If you can keep your head while all about you are losing theirs and blaming it on you, If you can trust your own counsel though all men doubt you, but make allowance for their doubting too, If you wait but are not tired of waiting, Are lied about, but don’t deal in lies, If some men hate you but you don’t stoop to hating; And don’t look too good or talk too wise; If you can talk but don’t make words your master, Can think but don’t make thoughts your aim, If you can meet with triumph and disaster, But treat both those imposters just the same.

And I address this directly to the prosecutors and some of the media:

If you can bear to hear the truths you’ve spoken, Twisted by knaves to make a trap for fools, And see the work you gave your life to broken, And stoop to fix it up with worn-out tools.

If you can make a pile of all your winnings, And risk it on a turn of pitch and toss, And lose and start again at your beginning, And never say a word about your loss.

And Kipling goes on to say that the reader will then be a man. Your Honour, when I first appeared in your court six years ago and you asked me my age, it was 61. If I’m not a man now, I never will be.

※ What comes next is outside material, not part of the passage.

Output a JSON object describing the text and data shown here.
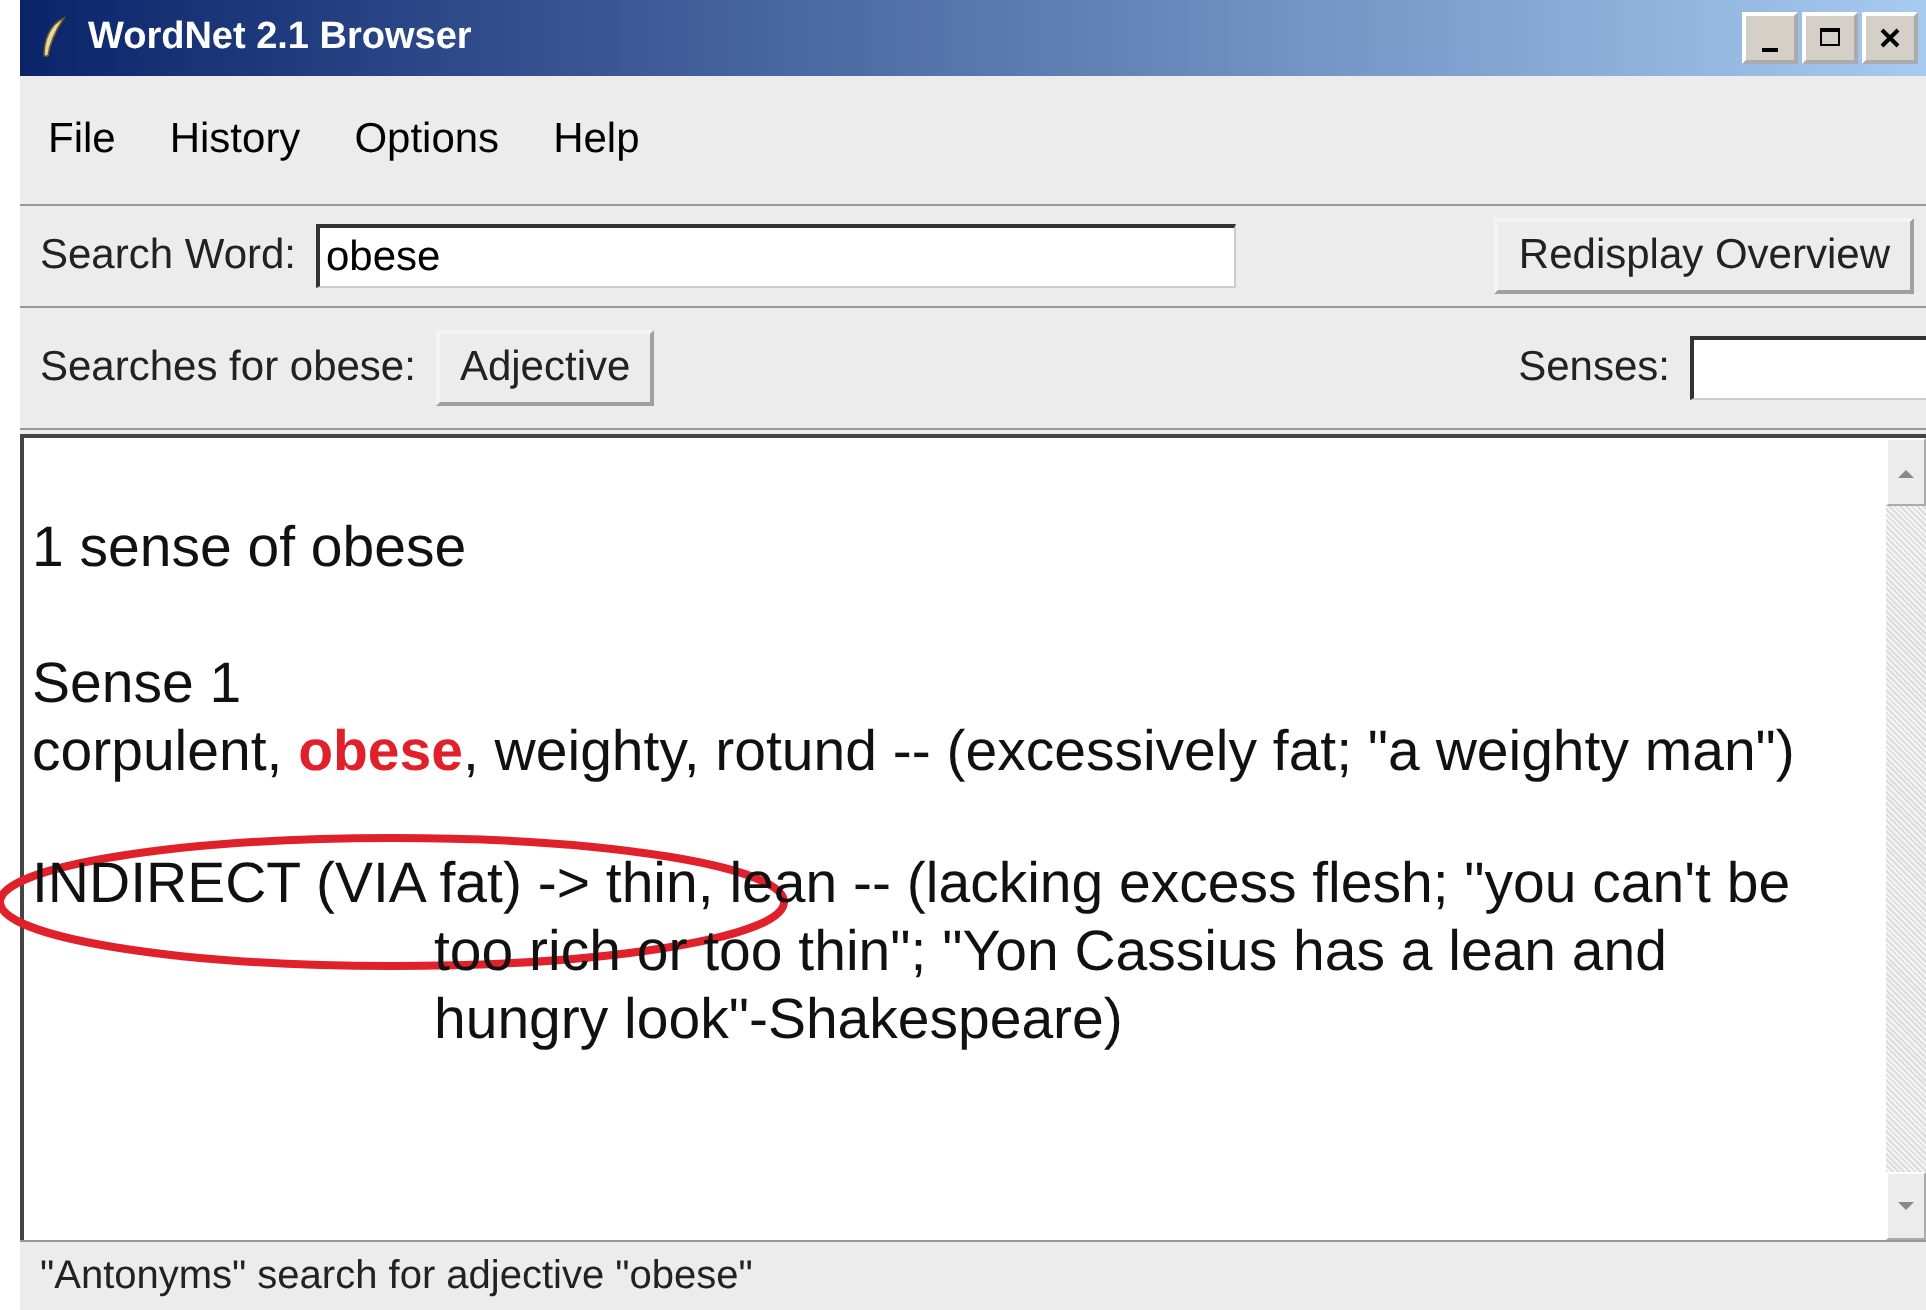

I never ask for mercy and seek no one’s sympathy. I would never, as was once needlessly feared in this court, be a fugitive from justice in this country, only a seeker of it. It is now too late to ask for justice. But with undimmed respect for this country, this court, and if I may say so, for you personally, I do ask you now to avoid injustice, which it is now in your gift alone to do. I apologize for the length of my remarks, and thank you, for hearing me out, Your Honour.